Benzathine penicillin is available in suspension containing 450 mg/ml for i.m. administration. In addition, vials of a mixture containing benzathine penicillin 450 mg, procaine penicillin 300 mg, and potassium penicillin G 187 mg are available for i.m. use. Benzathine Pen G, when injected i.m. in doses of 600,000–1,200,000 units (0.45– 0.9 g), maintains a low serum concentration of Pen G for a period of 1–3 weeks. Single injections of benzathine Pen G have been used for treatment of S. pyogenes infections (Ginsburg et al., 1982), diphtheria carriers (McCloskey et al., 1974), and syphilis (McCracken, 1974), whereas monthly injections are used for rheumatic fever prophylaxis (see below under 7. Clinical uses of the drug).
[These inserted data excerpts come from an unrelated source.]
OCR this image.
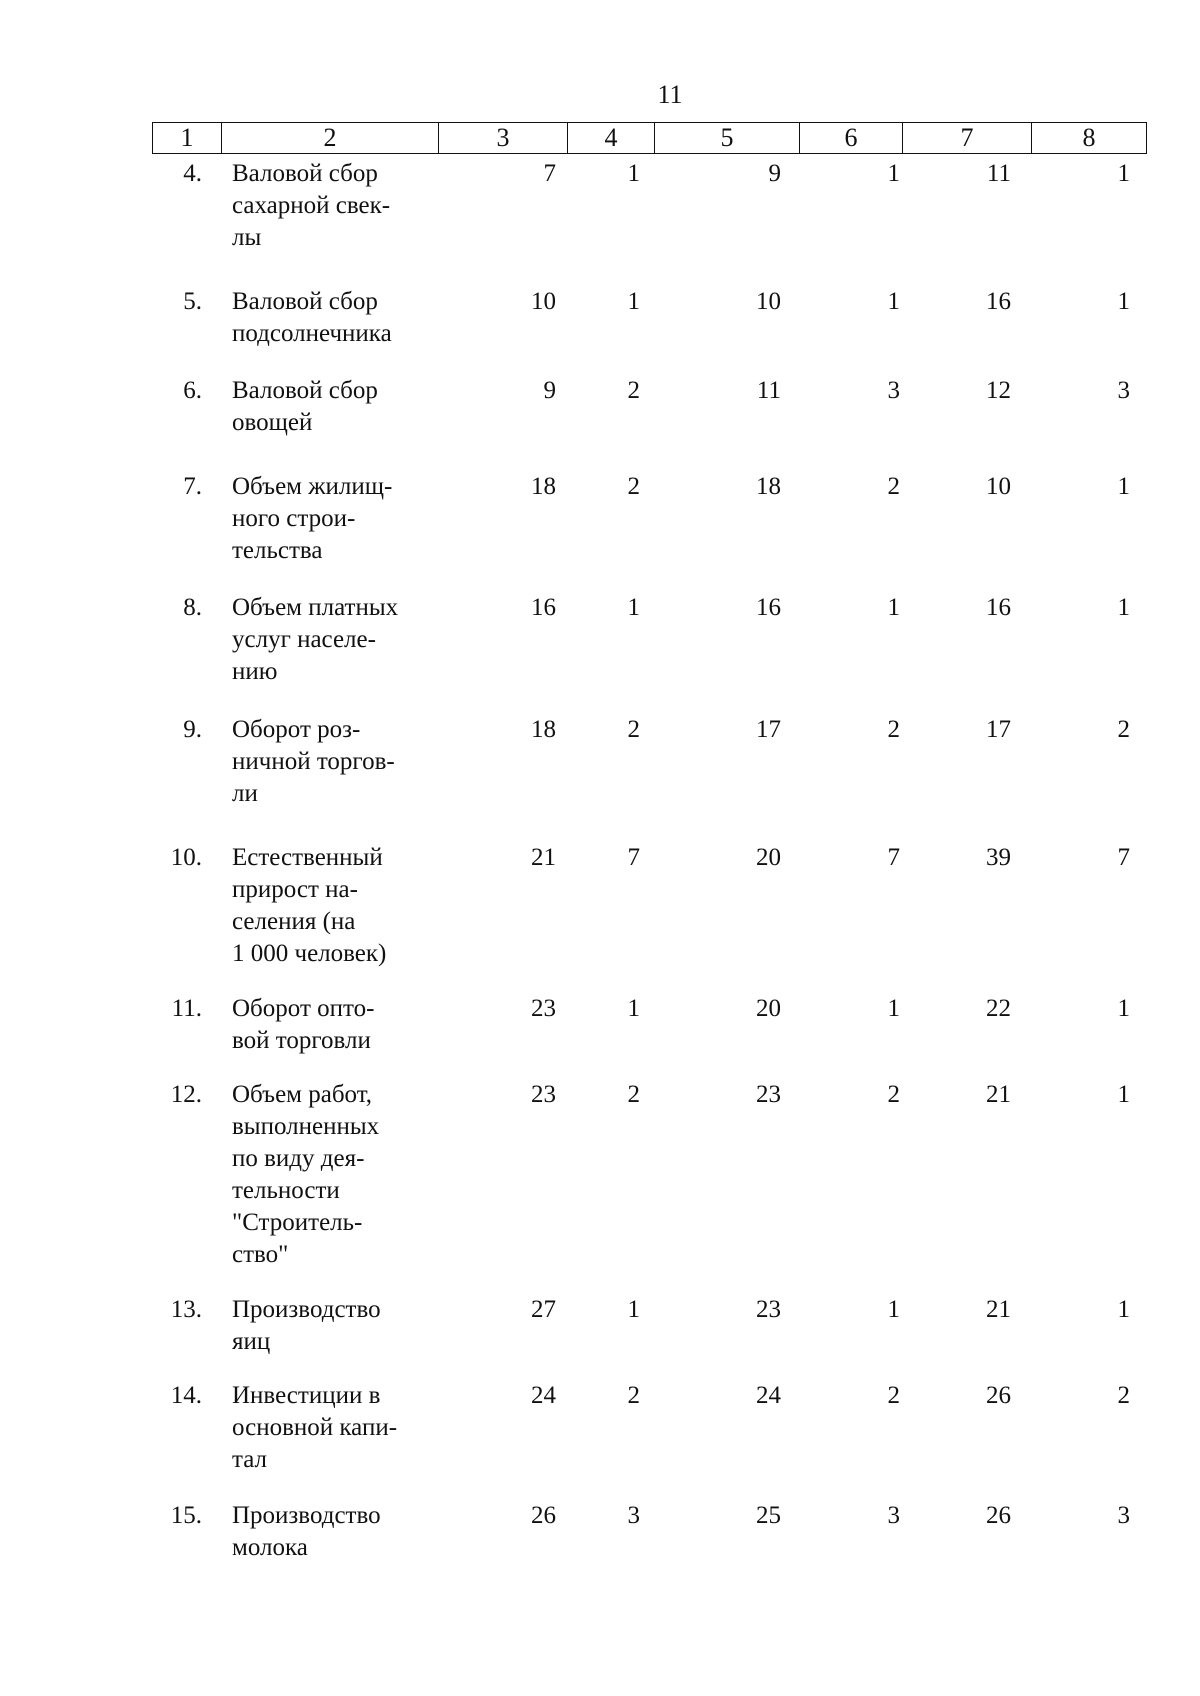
11
1	2	3	4	5	6	7	8
4. Валовой сбор
сахарной свек-
лы
7	1	9	1	11	1
5. Валовой сбор
подсолнечника
10	1	10	1	16	1
6. Валовой сбор
овощей
9	2	11	3	12	3
7. Объем жилищ-
ного строи-
тельства
18	2	18	2	10	1
8. Объем платных
услуг населе-
нию
16	1	16	1	16	1
9. Оборот роз-
ничной торгов-
ли
18	2	17	2	17	2
10. Естественный
прирост на-
селения (на
1 000 человек)
21	7	20	7	39	7
11. Оборот опто-
вой торговли
23	1	20	1	22	1
12. Объем работ,
выполненных
по виду дея-
тельности
"Строитель-
ство"
23	2	23	2	21	1
13. Производство
яиц
27	1	23	1	21	1
14. Инвестиции в
основной капи-
тал
24	2	24	2	26	2
15. Производство
молока
26	3	25	3	26	3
This compound must never be given intravenously.

TOXICITY

Pen G is of very low toxicity to humans, but when ‘massive doses’ of 60 g daily or more are given i.v., encephalopathy with drowsiness, hyperreflexia, myoclonic twitches, convulsions, and coma may result (Nicholls, 1980; Snavely and Hodges, 1984). These very high doses of Pen G are rarely indicated nowadays. Toxicity is more likely to occur in patients with impaired renal function and in the elderly (Manian et al., 1990). In one patient who developed convulsions, the serum Pen G concentration was 433 mg/ml 2 hours after i.v. administration of 6 g (Weinstein et al., 1964). CSF Pen G levels appear to be more important than serum levels; there is little danger of convulsions unless CSF Pen G levels exceed 5 mg/ml (Lerner et al., 1967). More recent animal studies have shown that the brain tissue concentrations, rather than CSF concentrations, of Pen G are decisive for  neurotoxicity (Schliamser et al., 1988a; Schliamser et al., 1988b; Schliamser et al., 1989; Schliamser et al., 1991).